Tampilkan postingan dengan label Kristalisasi Budaya Perusahaan. Tampilkan semua postingan
Tampilkan postingan dengan label Kristalisasi Budaya Perusahaan. Tampilkan semua postingan

Sabtu, 23 Desember 2017

Kasus Budaya Perusahaan

Soal:

  • Seorang karyawan hadir di tempat kerja pukul 08.00. Jam hadir dimulai pukul 08.00. Menurut mesin absensi, karyawan ini tidak terlambat.
  • Pertanyaan : apakah karyawan ini melanggar budaya perusahaan ? Kalau ya, budaya perusahaan yang mana yang dilanggar?

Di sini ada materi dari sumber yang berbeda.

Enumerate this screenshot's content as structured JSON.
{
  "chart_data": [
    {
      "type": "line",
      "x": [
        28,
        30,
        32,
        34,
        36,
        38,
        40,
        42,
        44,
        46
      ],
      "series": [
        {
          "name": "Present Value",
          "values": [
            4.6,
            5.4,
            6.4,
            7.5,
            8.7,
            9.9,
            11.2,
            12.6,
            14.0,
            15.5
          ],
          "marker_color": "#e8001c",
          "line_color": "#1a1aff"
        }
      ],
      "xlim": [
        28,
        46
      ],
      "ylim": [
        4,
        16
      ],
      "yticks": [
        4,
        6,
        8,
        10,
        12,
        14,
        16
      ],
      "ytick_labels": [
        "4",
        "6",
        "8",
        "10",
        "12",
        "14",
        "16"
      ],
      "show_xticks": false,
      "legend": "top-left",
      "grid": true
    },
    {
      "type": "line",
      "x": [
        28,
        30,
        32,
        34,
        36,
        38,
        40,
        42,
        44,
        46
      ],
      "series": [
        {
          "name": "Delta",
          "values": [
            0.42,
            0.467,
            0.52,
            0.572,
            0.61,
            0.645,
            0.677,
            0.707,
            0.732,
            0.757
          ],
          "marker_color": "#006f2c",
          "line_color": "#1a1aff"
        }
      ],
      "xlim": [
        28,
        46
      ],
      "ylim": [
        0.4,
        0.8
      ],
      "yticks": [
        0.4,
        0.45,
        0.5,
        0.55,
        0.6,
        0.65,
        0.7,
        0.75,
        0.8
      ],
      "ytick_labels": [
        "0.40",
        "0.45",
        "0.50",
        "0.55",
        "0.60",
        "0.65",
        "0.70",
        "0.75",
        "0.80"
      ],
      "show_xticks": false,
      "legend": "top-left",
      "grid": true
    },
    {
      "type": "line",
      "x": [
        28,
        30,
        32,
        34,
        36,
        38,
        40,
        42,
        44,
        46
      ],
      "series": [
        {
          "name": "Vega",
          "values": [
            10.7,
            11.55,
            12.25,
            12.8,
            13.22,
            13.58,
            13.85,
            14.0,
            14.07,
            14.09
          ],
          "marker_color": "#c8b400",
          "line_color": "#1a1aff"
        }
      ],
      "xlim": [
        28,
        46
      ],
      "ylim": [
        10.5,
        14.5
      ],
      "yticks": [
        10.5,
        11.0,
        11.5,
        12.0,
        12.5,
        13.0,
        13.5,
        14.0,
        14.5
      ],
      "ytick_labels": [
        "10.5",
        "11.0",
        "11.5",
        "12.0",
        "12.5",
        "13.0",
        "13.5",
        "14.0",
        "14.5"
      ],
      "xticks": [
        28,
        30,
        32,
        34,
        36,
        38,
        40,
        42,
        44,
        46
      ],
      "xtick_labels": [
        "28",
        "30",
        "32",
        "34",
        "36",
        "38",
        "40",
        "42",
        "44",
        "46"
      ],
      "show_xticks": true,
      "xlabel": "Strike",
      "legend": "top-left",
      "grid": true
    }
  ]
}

Sebutkan alasannya !
Jawaban :

  • Karyawan itu melanggar budaya perusahaan.
  • Budaya perusahaan yang dilanggar adalah cerdas dalam bekerja.
  • Alasan : kalau jam kerja dimulai pukul 08.00, maka bersiap-siap di tempat kerja sudah harus dilakukan minimal 10 menit sebelumnya. 
  • Artinya, harus sudah tiba di tempat kerja paling lambat pukul 07.50, sehingga pukul 08.00 benar-benar sudah siapa menjalankan pekerjaan (diawali dengan Doa Pagi dan Morning Training). 

----- oOo -----
Penulis: 
Constantinus


Penulis adalah ilmuwan psikologi,
kandidat psikolog industri & organisasi,
praktisi manajemen sumberdaya manusia,
komisaris BPR Restu Group,
dan anggota Keluarga Sabuk Hitam INKADO Jawa Tengah
 

Jumat, 22 Desember 2017

Tips Mewujudkan Kristalisasi Budaya Perusahaan

Tips mewujudkan kristalisasi budaya perusahaan :

  1. Hafal visi, misi, budaya perusahaan dimulai dari L-1, kemudian L-1 menguji L-2, kemudian L-2 menguji L-3, setelah itu L-3 menguji L-4, L-5, karyawan outsourcing dan karyawan / siswa magang. 
  2. Visi, misi, budaya perusahaan diulas di Morning Sharing, sekalian sebagai persiapan Lomba Cerdas Cermat Budaya Perusahaan di saat Temu Karyawan 2018.

Contoh ulasan budaya perusahaan di saat Morning Sharing :

Seorang karyawan mengendarai sepeda motor dengan helm yang tidak ditalikan sebagaimana mestinya, melanggar budaya perusahaan. (a) bertanggung jawab, (b) jujur, (c) komunikatif, (d) cerdas.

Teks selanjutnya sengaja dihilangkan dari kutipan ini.